I folded the wallet and handed it back to Mark, but he didn’t see. He was staring blindly at his friend, who in turn was glaring at me.
“I don’t know what you’re talking about, puta,” the man finally said, his eyes full of hatred. Someone should have told him the adage about protesting too much.
“Here.” I tapped Mark with his own wallet. He jolted, then took it, not looking at me.
It was then that I saw his hands were shaking.
A sudden wave of sorrow washed over me. Shock rolled into me like an earthquake, and it came from the man named Mark, who truly loved his wife Karen; and yes, who he knew, deep down, was having an affair with his good friend. What had I just done?

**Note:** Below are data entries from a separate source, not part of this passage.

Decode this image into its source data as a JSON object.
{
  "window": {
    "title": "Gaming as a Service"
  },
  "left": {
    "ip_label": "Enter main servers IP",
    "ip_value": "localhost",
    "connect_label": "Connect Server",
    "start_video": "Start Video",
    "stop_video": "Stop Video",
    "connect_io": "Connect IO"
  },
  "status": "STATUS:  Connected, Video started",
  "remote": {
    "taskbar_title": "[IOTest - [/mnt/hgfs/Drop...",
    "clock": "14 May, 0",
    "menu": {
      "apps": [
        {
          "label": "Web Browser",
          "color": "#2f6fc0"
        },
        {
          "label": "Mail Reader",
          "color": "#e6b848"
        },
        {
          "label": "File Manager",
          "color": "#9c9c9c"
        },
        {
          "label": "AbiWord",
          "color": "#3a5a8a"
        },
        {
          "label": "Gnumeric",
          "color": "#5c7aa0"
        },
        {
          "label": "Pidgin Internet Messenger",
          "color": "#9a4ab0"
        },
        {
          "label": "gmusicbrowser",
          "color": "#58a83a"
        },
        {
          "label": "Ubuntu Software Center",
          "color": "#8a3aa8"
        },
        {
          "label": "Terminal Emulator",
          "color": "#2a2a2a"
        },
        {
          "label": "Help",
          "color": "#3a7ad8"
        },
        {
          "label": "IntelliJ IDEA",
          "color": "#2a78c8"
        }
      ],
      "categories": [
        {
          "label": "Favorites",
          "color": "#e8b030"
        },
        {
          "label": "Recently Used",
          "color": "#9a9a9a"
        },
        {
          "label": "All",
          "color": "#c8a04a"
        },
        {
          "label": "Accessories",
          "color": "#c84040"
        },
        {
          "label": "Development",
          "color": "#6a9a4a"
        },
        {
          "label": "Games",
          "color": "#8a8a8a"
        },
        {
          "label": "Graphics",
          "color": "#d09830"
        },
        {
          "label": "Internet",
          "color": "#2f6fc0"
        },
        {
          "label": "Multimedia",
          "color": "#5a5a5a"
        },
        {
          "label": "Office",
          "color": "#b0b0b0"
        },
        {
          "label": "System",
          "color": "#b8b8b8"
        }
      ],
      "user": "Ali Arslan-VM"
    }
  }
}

Looks can’t hide your true identity. It’s the eyes that give you away…the soul behind them. The intent. The Shadows.
Olivia would have never done this. I’d come over here intending to hurt these men, and I’d used this ability, whatever it was that Micah had said made me special and heroic, to injure an innocent. A mortal. A man.
My anger was gone. It was a small thing compared to the shame filling my lungs, strangling my breath. I had to get out of there, away from Mark’s injured gaze and the pain I had caused. As the two men began to argue, I turned, passing by the third.
“Bitch,” he shot from beneath his breath. And at that moment, who was I to argue? “You have issues!”
“You have no idea,” I muttered, and with that, walked right through the construction zone, my heels sinking into the newly poured pavement. I knew the sidewalk, my Louboutins, and the lives I left behind me would never be the same again.